§ 49. Mr. Parkerasked the Minister without Portfolio what arrangements are being made as regards the Anglo-French supply organisation in this country and in the United States of America as a result of recent events in France?
§ The Minister without Portfolio (Mr. Arthur Greenwood)The chairman of the Anglo-French Co-ordinating Committee, Monsieur Monnet, who, as an Allied Officer under a joint mandate from the British and French Prime Ministers, has been at the head of the Anglo-French Supply Organisation, tendered his resignation on 3rd July. I wish to express the British Government's sense of its great debt to Monsieur Monnet for his services to this country as well as to France in regard to the general work of the Allied supply organisation and, in particular, the joint purchase of aeroplanes and munitions in the United States of America. The Anglo-French Co-ordinating Committee and the Anglo-French Executives, which served a most useful function so long as Great Britain and France were fighting together as Allies, are now being dissolved. The Anglo-French Purchasing Board, of which Mr. Purvis, the head of the British Purchasing Commission in New York, has been chairman, is also being dissolved. The British Commission will, of course, remain under the very able direction of Mr. Purvis, to deal with the increased and increasing British purchases in the United States of America. In London a small central organisation, in place of the Anglo-French organisation which previously served the purpose, is being established to co-ordinate the demands on the British Purchasing Commission. This organisation will be in the charge of Mr. T. H. Brand and will form a focus for the central consideration of matters of general policy and for the co-ordination of major demands. Arrangements will be made to continue a suitable liaison with our Allies who have purchases to make in North America as part of the common war effort.

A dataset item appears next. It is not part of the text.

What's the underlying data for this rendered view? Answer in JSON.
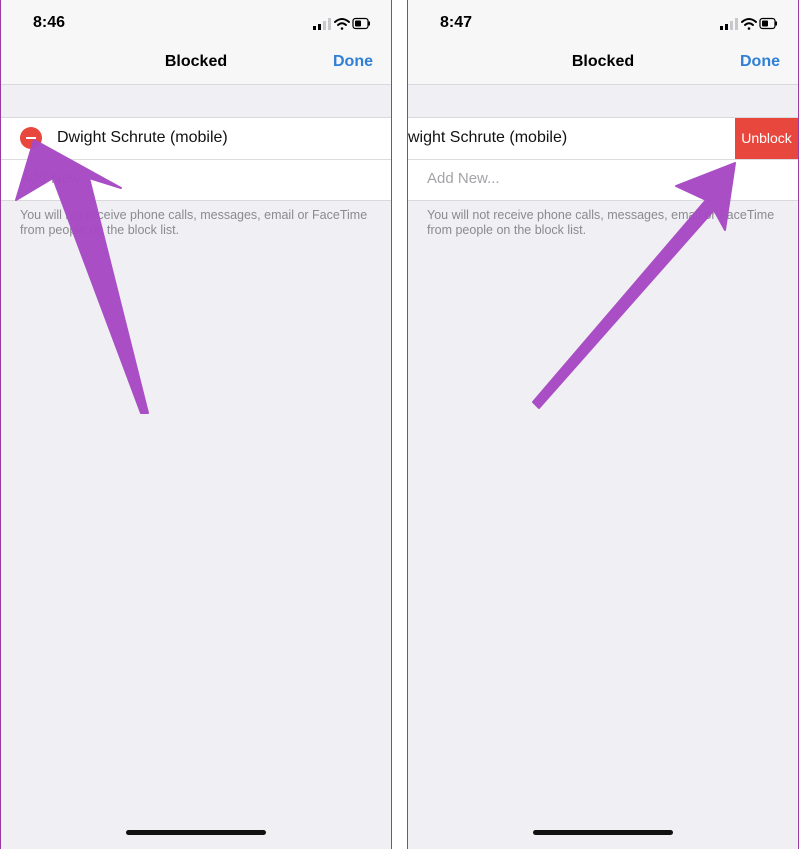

Under the allocation of duties between the different Members of the War Cabinet, the organisation comes within my responsibility as chairman of the Production Council; and, with the consent of my right hon. Friend the Minister of Shipping, I have asked the Parliamentary 1343 Secretary of the Ministry of Shipping to exercise a general oversight of the new organisation and to be chairman of a North American Supply Committee, composed of the interested Departments, for the consideration of general questions arising from the purchasing programmes in the United States of America and Canada. I should add that although there was no Anglo-French purchasing organisation in Canada, we have hitherto maintained a British Supply Board in Ottawa which dealt with both British and French orders. This Board is now being wound up on the completion of arrangements whereby the Canadian Department of Munitions and Supply has undertaken to receive notice of our requirements direct from the Supply Departments concerned and to arrange for the placing of these orders and the development of the productive capacity required. We welcome this valuable co-operation on the part of the Canadian Government.
§ Mr. ParkerWill this British purchasing body buy for the Allied Armies who are fighting with us?
§ Mr. GreenwoodThe intention is, now that the French are out of it, to utilise this new organisation for the purchase of all war supplies required by those Allies still fighting for us.